Clara und Cobogó: Wohnhaus in Brasília
Plastische Überzeichnung: Wohnhaus von 1:1 arquitetura.
Es sollte schnell gehen. Und nicht zu groß werden. Die Bauherren wünschten sich ein kompaktes und gut organisiertes Gebäude – doch ohne dass man der Architektur die kurze Entstehungszeit und seine Funktionalität ansieht. Das Gegenteil ist der Fall: Casa Clara in Brasília vermittelt den Eindruck, sie würde schon seit einigen Jahrzehnten ihr geschmackvolles Dasein fristen.
Auf gerade einmal 89 Quadratmetern errichtete das brasilianische Studio 1:1 arquitetura eine Stahlrahmenkonstruktion, die durch ihre vorgefertigten Elemente nicht nur in das knappe Budget der Kleinfamilie passte, sondern auch deren Wunsch nach einer kurzen Bauzeit erfüllte. Die Bestimmtheit der Bauherren und ihre eindeutigen Vorgaben waren es auch, die dem Gebäude den Namen verliehen: „Clara“ ist der portugiesische Begriff für „klar“ und „überschaubar“.

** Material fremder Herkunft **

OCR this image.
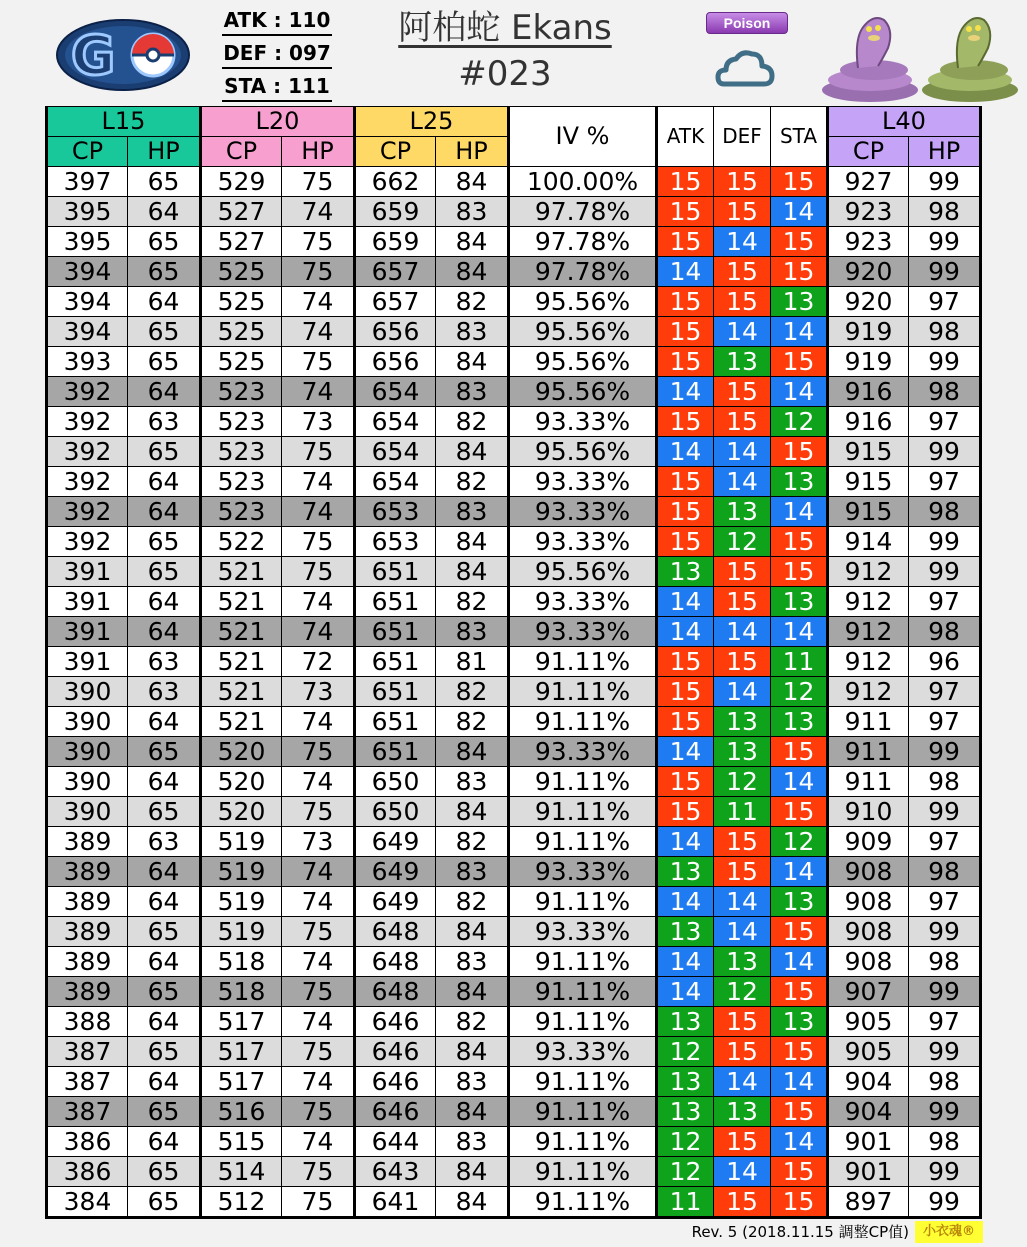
G
ATK : 110
DEF : 097
STA : 111
阿柏蛇 Ekans
#023
Poison
L15		L20		L25		IV %	ATK	DEF	STA	L40	
CP	HP	CP	HP	CP	HP					CP	HP
397	65	529	75	662	84	100.00%	15	15	15	927	99
395	64	527	74	659	83	97.78%	15	15	14	923	98
395	65	527	75	659	84	97.78%	15	14	15	923	99
394	65	525	75	657	84	97.78%	14	15	15	920	99
394	64	525	74	657	82	95.56%	15	15	13	920	97
394	65	525	74	656	83	95.56%	15	14	14	919	98
393	65	525	75	656	84	95.56%	15	13	15	919	99
392	64	523	74	654	83	95.56%	14	15	14	916	98
392	63	523	73	654	82	93.33%	15	15	12	916	97
392	65	523	75	654	84	95.56%	14	14	15	915	99
392	64	523	74	654	82	93.33%	15	14	13	915	97
392	64	523	74	653	83	93.33%	15	13	14	915	98
392	65	522	75	653	84	93.33%	15	12	15	914	99
391	65	521	75	651	84	95.56%	13	15	15	912	99
391	64	521	74	651	82	93.33%	14	15	13	912	97
391	64	521	74	651	83	93.33%	14	14	14	912	98
391	63	521	72	651	81	91.11%	15	15	11	912	96
390	63	521	73	651	82	91.11%	15	14	12	912	97
390	64	521	74	651	82	91.11%	15	13	13	911	97
390	65	520	75	651	84	93.33%	14	13	15	911	99
390	64	520	74	650	83	91.11%	15	12	14	911	98
390	65	520	75	650	84	91.11%	15	11	15	910	99
389	63	519	73	649	82	91.11%	14	15	12	909	97
389	64	519	74	649	83	93.33%	13	15	14	908	98
389	64	519	74	649	82	91.11%	14	14	13	908	97
389	65	519	75	648	84	93.33%	13	14	15	908	99
389	64	518	74	648	83	91.11%	14	13	14	908	98
389	65	518	75	648	84	91.11%	14	12	15	907	99
388	64	517	74	646	82	91.11%	13	15	13	905	97
387	65	517	75	646	84	93.33%	12	15	15	905	99
387	64	517	74	646	83	91.11%	13	14	14	904	98
387	65	516	75	646	84	91.11%	13	13	15	904	99
386	64	515	74	644	83	91.11%	12	15	14	901	98
386	65	514	75	643	84	91.11%	12	14	15	901	99
384	65	512	75	641	84	91.11%	11	15	15	897	99
Rev. 5 (2018.11.15 調整CP值)	小衣魂®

Perforierte Ziegelsteinwände
Der längliche Körper des Hauses steht auf einer Plattform, die das abfallende Gelände eines Hügels ausgleicht und leicht über dem Erdboden schwebt. Das Spannungsfeld der Architektur entwickelt sich aus dem Wechselspiel zwischen Transparenz und Geschlossenheit. Mal öffnet sich das Haus komplett über große, raumhohe Fensteröffnungen mit Schiebetüren, mal verschließt sich der Körper vollständig hinter der Fassade aus Beton und ockerfarbenem Putz. Doch die Architekten wählten noch ein Zwischenstadium: eine Cobogó. Diese Wand aus perforierten Ziegelsteinelementen ist eine Referenz an den brasilianischen Modernismus. Die Konstruktion vereint Ornament und Funktion. Das großflächige Muster aus kleinen Öffnungen dient nicht nur als optischer Schmuck, sondern ermöglicht gleichzeitig eine Filterung der Sonnenstrahlen und eine natürliche Belüftung.
Plastische Überzeichnung
Der kompakt organisierte Innenbereich besteht aus einem Wohn- und Essbereich sowie zwei Schlafzimmern, die das Endstück des Neubaus markieren. Getrennt werden die beiden Bereiche durch eine Wandscheibe, die auch außerhalb des eigentlichen Volumens noch einige Meter weiterläuft: Diese plastische Überzeichnung der Konstruktion ist ein typisches Merkmal der brasilianischen Moderne. Durch die großen Fenster, die bei Bedarf durch Vorhänge blickdicht geschlossen werden können, und die Cobogó, die sich der Straße zuwendet, öffnet sich das Haus zu seiner unmittelbaren Umgebung. Aber immer nur so weit, wie es die Bewohner zulassen.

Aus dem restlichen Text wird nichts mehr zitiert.